A certa altura da conversa, falou-se de materiais de trabalho. E referiram-se os dicionários, um dos meus eternos “vícios” (sou um colecionador, quase imbatível, de dicionários de língua portuguesa, portugueses e brasileiros). “Não têm necessidade de dicionários, lá na Angop?”, lancei, como isca. Vi os olhos do meu interlocutor interessados e logo fui a jogo: “Se quisessem, estou certo que a Cooperação portuguesa poderia oferecer-vos uma dúzia de dicionários, para a vossa redação”.

Vi que o nosso homem estava a ficar verdadeiramente interessado. Não sei que dicionários haveria pela Angop. Talvez um Torrinha ou um Lello, seguramente que não um esplêndido Moraes ou mesmo um Cândido de Figueiredo. E o que é que poderia haver de mais “neutral” do que um dicionário? Nunca a aceitação dessa oferta poderia ser interpretada como uma cedência ao “lacaio do imperialismo” que Portugal era, oficialmente, para a Angola de então. Ouvi, então, com prazer: “Seriam muito bem vindos uns dicionários de língua portuguesa”. Não deixei “cair a bola” e inquiri: “Que dicionário gostariam de ter?” O da Porto Editora foi a escolha.

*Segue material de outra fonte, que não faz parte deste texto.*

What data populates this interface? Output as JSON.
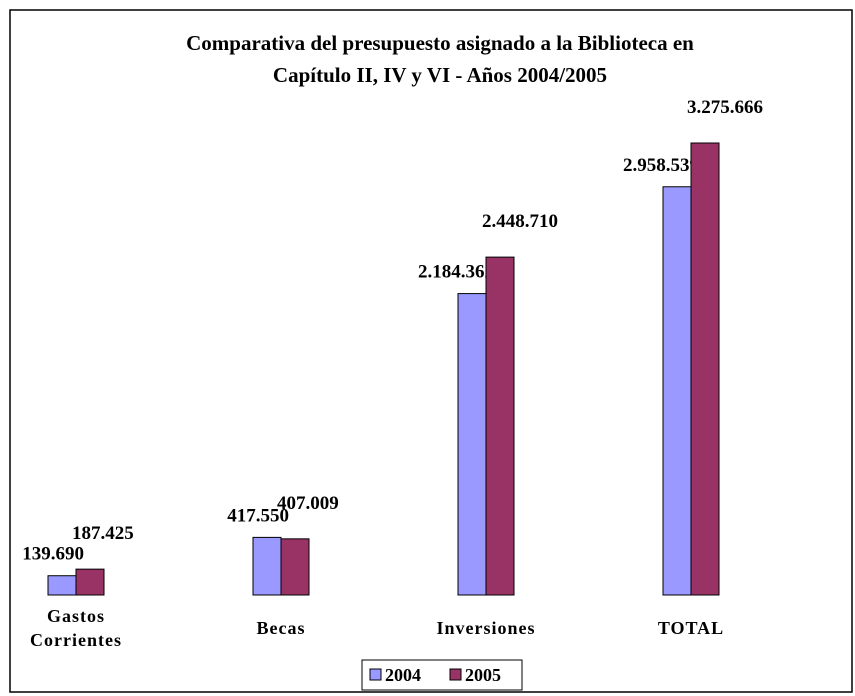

Regressado ao escritório, informei logo o embaixador António Pinto da França e, de imediato, seguiu um “telegrama” para Lisboa a pedir a dúzia requerida de dicionários. A bem dizer, era uma “lança em África”, na verdadeira aceção da palavra, uma brecha hábil na recusa empedernida, por parte de Angola, de aceitar gestos de simpatia por parte da Cooperação portuguesa.

Semanas mais tarde, pela mala diplomática, lá chegaram os dicionários da Porto Editora. E logo seguiram para a Angop, embora com uma pequena “pausa” na embaixada. Já explico...

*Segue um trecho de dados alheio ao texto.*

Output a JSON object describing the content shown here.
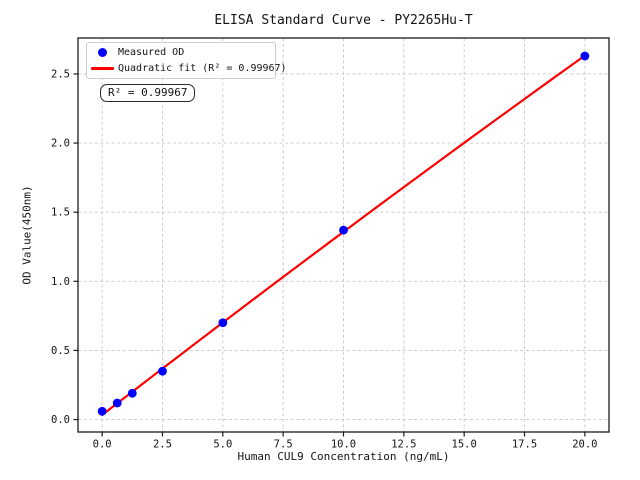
{
  "chart_data": {
    "type": "scatter",
    "title": "ELISA Standard Curve - PY2265Hu-T",
    "xlabel": "Human CUL9 Concentration (ng/mL)",
    "ylabel": "OD Value(450nm)",
    "xlim": [
      -1.0,
      21.0
    ],
    "ylim": [
      -0.09,
      2.76
    ],
    "x_tick_values": [
      0.0,
      2.5,
      5.0,
      7.5,
      10.0,
      12.5,
      15.0,
      17.5,
      20.0
    ],
    "x_tick_labels": [
      "0.0",
      "2.5",
      "5.0",
      "7.5",
      "10.0",
      "12.5",
      "15.0",
      "17.5",
      "20.0"
    ],
    "y_tick_values": [
      0.0,
      0.5,
      1.0,
      1.5,
      2.0,
      2.5
    ],
    "y_tick_labels": [
      "0.0",
      "0.5",
      "1.0",
      "1.5",
      "2.0",
      "2.5"
    ],
    "grid": true,
    "grid_color": "#c6c6c6",
    "frame_color": "#1a1a1a",
    "series": [
      {
        "name": "Measured OD",
        "type": "scatter",
        "color": "#0000ff",
        "x": [
          0,
          0.625,
          1.25,
          2.5,
          5,
          10,
          20
        ],
        "y": [
          0.06,
          0.12,
          0.19,
          0.35,
          0.7,
          1.37,
          2.63
        ]
      },
      {
        "name": "Quadratic fit (R² = 0.99967)",
        "type": "line",
        "color": "#ff0000",
        "fit": {
          "kind": "quadratic",
          "a": 0.033,
          "b": 0.135,
          "c": -0.00025,
          "x_range": [
            0,
            20
          ],
          "r_squared": 0.99967
        }
      }
    ],
    "legend": {
      "position": "upper left",
      "entries": [
        "Measured OD",
        "Quadratic fit (R² = 0.99967)"
      ]
    },
    "annotation": {
      "text": "R² = 0.99967"
    }
  }
}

Desde há uns meses que, numa iniciativa que tinha saído da genialidade do meu colega José Stichini Vilela, conselheiro da embaixada, nós distribuíamos, todas as semanas, pelas empresas portuguesas sediadas em Angola, exemplares dos jornais “A Bola” e o “Record’, que nos chegavam pela mala diplomática.

A “fome” local de imprensa desportiva portuguesa era imensa, entre os expatriados nacionais, vindo a alargar-se a setores angolanos que, por muito que se obstinassem em atacar Portugal nas conversas do dia a dia, acabavam por ter um inescapável tropismo afetivo pelos principais clubes de futebol portugueses, que ultrapassava todas essas barreiras. 

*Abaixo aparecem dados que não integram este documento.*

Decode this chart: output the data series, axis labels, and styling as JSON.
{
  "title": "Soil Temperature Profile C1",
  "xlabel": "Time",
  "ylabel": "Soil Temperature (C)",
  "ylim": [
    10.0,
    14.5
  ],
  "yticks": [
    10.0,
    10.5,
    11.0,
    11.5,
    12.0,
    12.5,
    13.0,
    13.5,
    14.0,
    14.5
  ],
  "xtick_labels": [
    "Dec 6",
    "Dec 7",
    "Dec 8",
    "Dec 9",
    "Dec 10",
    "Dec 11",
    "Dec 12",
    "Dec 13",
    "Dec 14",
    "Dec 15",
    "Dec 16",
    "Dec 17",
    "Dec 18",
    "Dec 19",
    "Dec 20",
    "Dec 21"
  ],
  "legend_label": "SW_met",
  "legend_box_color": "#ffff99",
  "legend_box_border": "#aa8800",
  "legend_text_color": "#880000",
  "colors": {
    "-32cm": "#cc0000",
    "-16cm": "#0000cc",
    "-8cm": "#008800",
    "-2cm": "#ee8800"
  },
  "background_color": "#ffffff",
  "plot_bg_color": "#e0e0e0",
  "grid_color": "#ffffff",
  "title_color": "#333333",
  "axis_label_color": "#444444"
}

Ao final de algumas semanas, tivemos mesmo de reforçar a “dose” de jornais desportivos portugueses. No dia da mala diplomática, ao final da manhã, criava-se, à porta da embaixada uma multidão de “utentes”, à espera dos exemplares dos jornais. 

Sabíamos que, em algumas empresas e entidades, era aposta uma folha nominativa de consulta, circulando cada exemplar por várias pessoas em Luanda, “migrando” depois para localidades da província. Alguns gabinetes de ministros fizeram discretas diligências para serem beneficiados com um exemplar. Foi um êxito!

Na minha qualidade de responsável na embaixada pela área da Cooperação, eu tinha entretanto “inventado” um imenso carimbo, em fortes maiúsculas, que era aposto nas primeira, última e páginas centrais dessas dezenas de exemplares da imprensa desportiva nacional, com os seguintes dizeres” “Oferta da Embaixada de Portugal”.

Nos dias em que a mala diplomática chegava, os jornais iam logo para a sala do Silva, um funcionário da embaixada, que era quase cego, e que, por uma boa meia hora, quase sem olhar, fazia ressoar por toda a casa o batimento imperativo daquele carimbo, para que o nome da embaixada ficasse indelevelmente associado àquela distribuição benévola. Para que dali pudéssemos retirar algum subliminar crédito político.

Mas voltemos aos dicionários. Confesso que não resisti. Pela minha própria mão, antes de os enviar para a Angop, enchi várias (dezenas, confesso!) páginas de cada dicionário com esse imenso carimbo: cada vez que um jornalista da Angop viesse, no futuro, a verificar o significado ou a grafia exata de uma palavra, na nossa língua comum (em Angola, o português é o de Portugal, pelo que o Aurélio ou o Caldas Aulete, dicionários brasileiros, eram menos práticos), ali estava a menção inapagável de que isso se tinha ficado a dever à simpatia da embaixada do país que a produção informativa da agência continuava diariamente a diabolizar. 

A vingança serve-se fria, embora, com o clima de Luanda, a metáfora fosse ali de mais difícil aplicação.